Twenty-three years after the introduction of direct provision, we are distinguishing between those of colour and those who come from non-Ukrainian countries. It is shocking that we would have a two-tier approach to asylum seekers and refugees. It is simply appalling. I have no idea how the Minister of State, Deputy Joe O'Brien, can stand over it. Approximately one fifth of the 20,400 people in direct provision are children. As of 6 April last, 5,197 people, more than 1,000 of them children, have no status and cannot go anywhere. They cannot get out of direct provision - 376 of them housed are in Galway - and yet we lay on every assistance to Ukrainian refugees, who I absolutely welcome. How can we distinguish between different wars? How can we do that and look somebody in the eye? It beggars belief.
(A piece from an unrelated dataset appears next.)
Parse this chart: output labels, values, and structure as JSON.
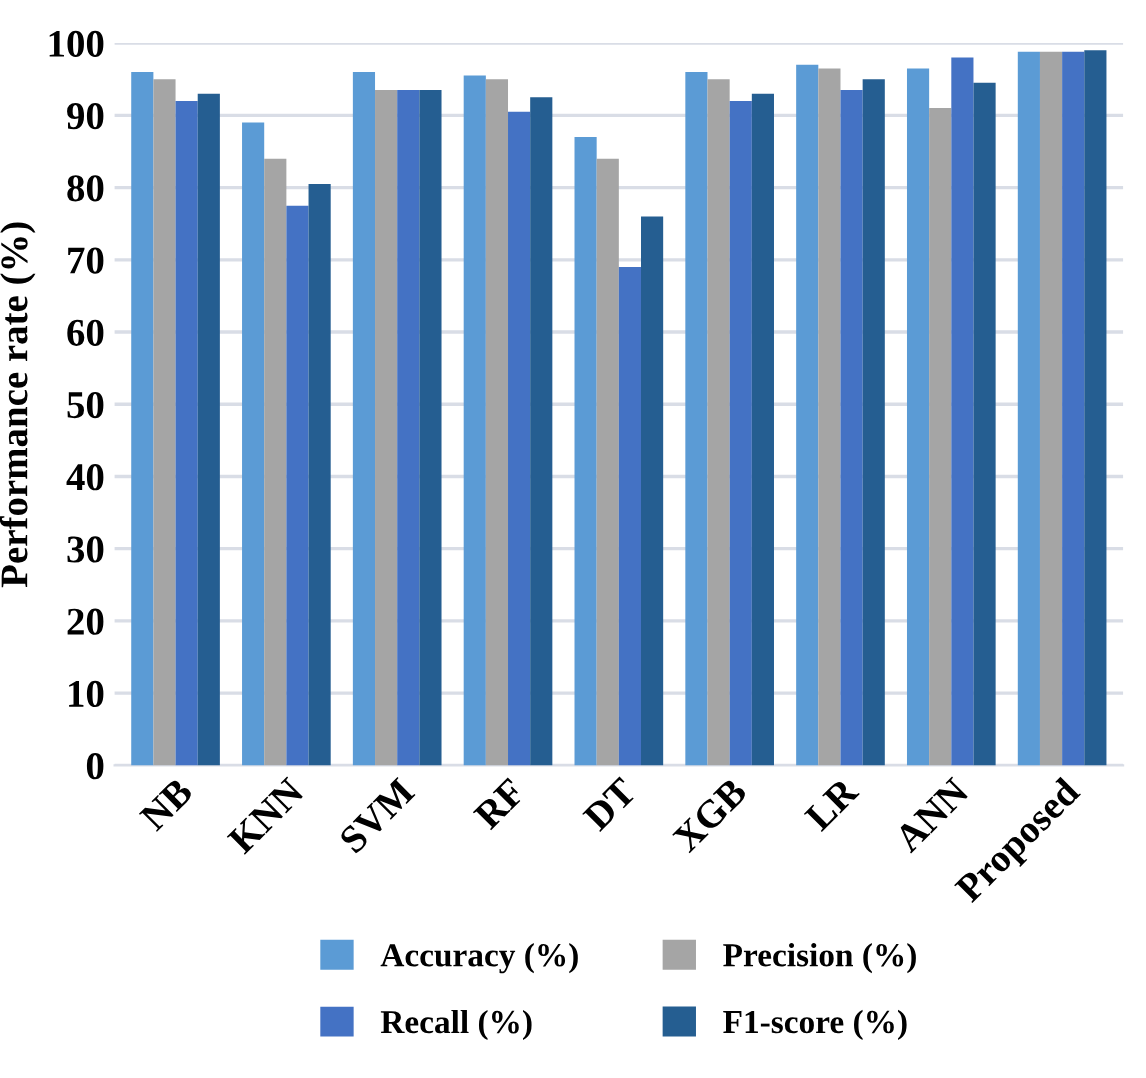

What the EU has done is to deliberately create a distinction that leads to hatred and othering of people that tells us we have learned nothing from our experience. Now we are looking at cruise ships and various things like that when, over a long period, we should have been building non-profit-based direct reception centres.

We have put everything into the market and rewarded hotels and various accommodation centres for profit, while utterly failing to recognise that we needed a direct role, as in the case of the housing crisis. I welcome the fact we have now got communication from the Minister in respect of Galway and that more than 302 asylum seekers will be going to Galway. I hope we five Deputies in the area will have a meeting with the Minister and the Minister of State in respect of the benefits to all of us in Galway from that. Industrial units are not suitable, however. Their use needs to be temporary, and we need a long-term plan.